Hüma'nın odadan çıkışıyla ben de odadan çıktım, ellerimi önümde birleştirip onu takip etmeye devam ettim, merdivenlerden indikten sonra mutfak diye düşündüğüm yere doğru ilerlemeye başladı, mutfak kapısının önüne geldiğimizde yemek yediklerini gördüm ama Ayşe hanım ve adının Sema olduğunu hatırladığım kız yoktu. Masanın bir başında babası Selim bey diğer başında abisi Araf bey vardı. Hüma Buğlem'in yanına oturunca bende Ali'nin yanına oturmak zorunda kaldım, önümdeki tabaktaki balığa bakarak yüzümü buruşturdum, ben balık sevmezdim. Başımı eğip dizlerimin üzerindeki ellerimi incelemeye başladım. Şu an üzerimde dolaşan gözleri hissede biliyordum, kulağımda hissettiğim nefes ile ürkerek geriye çekildim.

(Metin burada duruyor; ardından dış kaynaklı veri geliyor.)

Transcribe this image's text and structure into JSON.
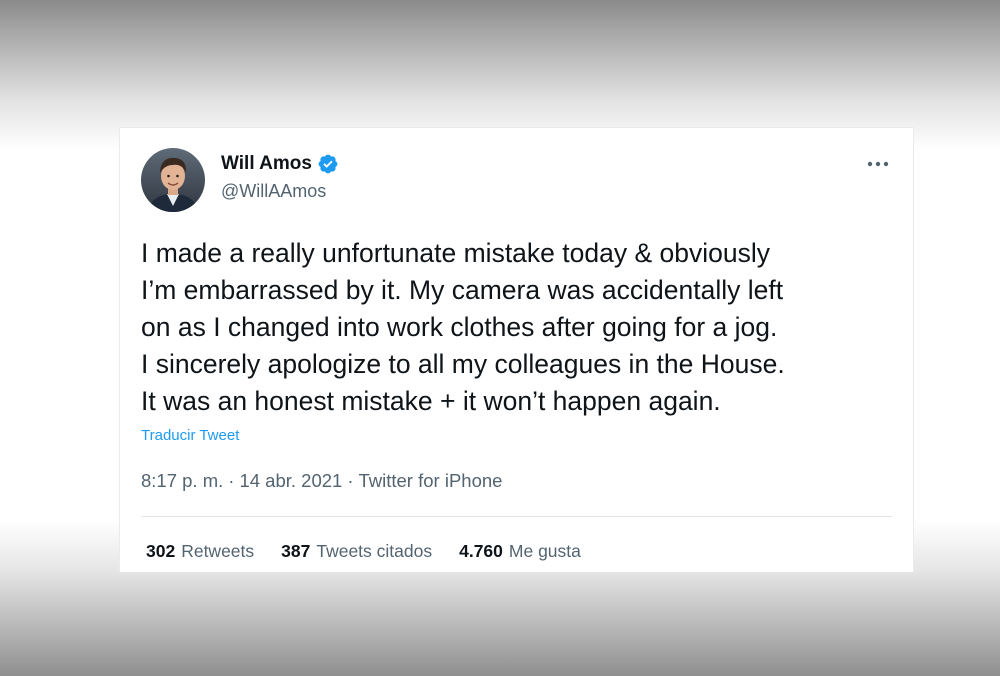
{
  "author": {
    "display_name": "Will Amos",
    "handle": "@WillAAmos",
    "verified": true,
    "verified_color": "#1d9bf0"
  },
  "tweet": {
    "text": "I made a really unfortunate mistake today & obviously\nI’m embarrassed by it. My camera was accidentally left\non as I changed into work clothes after going for a jog.\nI sincerely apologize to all my colleagues in the House.\nIt was an honest mistake + it won’t happen again.",
    "translate_label": "Traducir Tweet",
    "time": "8:17 p. m.",
    "separator": "·",
    "date": "14 abr. 2021",
    "source": "Twitter for iPhone"
  },
  "stats": [
    {
      "count": "302",
      "label": "Retweets"
    },
    {
      "count": "387",
      "label": "Tweets citados"
    },
    {
      "count": "4.760",
      "label": "Me gusta"
    }
  ],
  "icons": {
    "more": "more-horizontal-icon",
    "verified": "verified-badge-icon",
    "avatar": "profile-photo"
  },
  "colors": {
    "text_primary": "#0f1419",
    "text_secondary": "#536471",
    "link": "#1d9bf0"
  }
}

"Neden yemiyorsun pedaliza.?" Başımı kaldırıp ona baktığımda önündeki balıkla ilgilendiğini gördüm.

"Şey.. ben balık yemem." Dedim çekinerek. Şaşırarak tek kaşını kaldırdı neden şaşırmıştı ki?

"Bir Trabzonlu olarak balık yemem ilginç." Dedi sessizce duya bileceğim şekilde.

"Hüma Sare'ye yumurta yapar mısın?"dediği şeye şaşırarak bakan ben olmuştum bu sefer.

"Neden, Balık sevmiyor musun.?" Sevsem zaten şu an yiyor olurdum demek istesem de diyemedim.

"Hadi Hüma sormada yap ." Hüma başını sallayıp yerinden kalkacağı sırada masaya bırakılan sert bardak sesiyle serimden sıçradım.

"Otur yerine Hüma, bu evde önüne ne konulursa o yenir unuttun mu Ali bey.?" Selim beyin sesli bir şekilde bağırmasıyla gözlerim doldu, resmen fazlalıktım, yavaşça oturduğum yerden kalkıp konuştum.

"Size afiyet olsun." diyerek mutfaktan çıkacağım sıradan Sema içeriye girdi, ağladığımı gördüğü için bana şaşırarak baksa da umursamadan ilerlemeye devam ettim.

"Ayşe hanımın yemeğini ve ilaçlarını verdim Selim bey ben çıka bilir miyim?"

"Çıka bilirsin." Konuşmayı umursamadan hızla mutfaktan çıkıp merdivenlere yöneldim.' Dünyada fazlalığız biz bu evde olmamız çokta bir şeyi değiştirmez.' Diye konuşan iç sesime hak vermemek imkansızdı, bir ben fazlalıktım zaten. Elimin tersiyle göz yaşlarımı silip odaya girdim, yatağa yaklaşıp yerdeki siyah halinin üzerine oturup dizlerimi kendime çekip sırtımı yatağa dayadım. Babamın sevgisizliği yüzünden boğuluyordum bu hayat da ama o bunu fark etmiyordu bile, sevilmediğimi de değerli olmadığımı da biliyordum ama bunu her gün yüzüme vurmaları ne kırılmadık bir kalp ne'de uçmaya hazır bir kanat bırakıyordu.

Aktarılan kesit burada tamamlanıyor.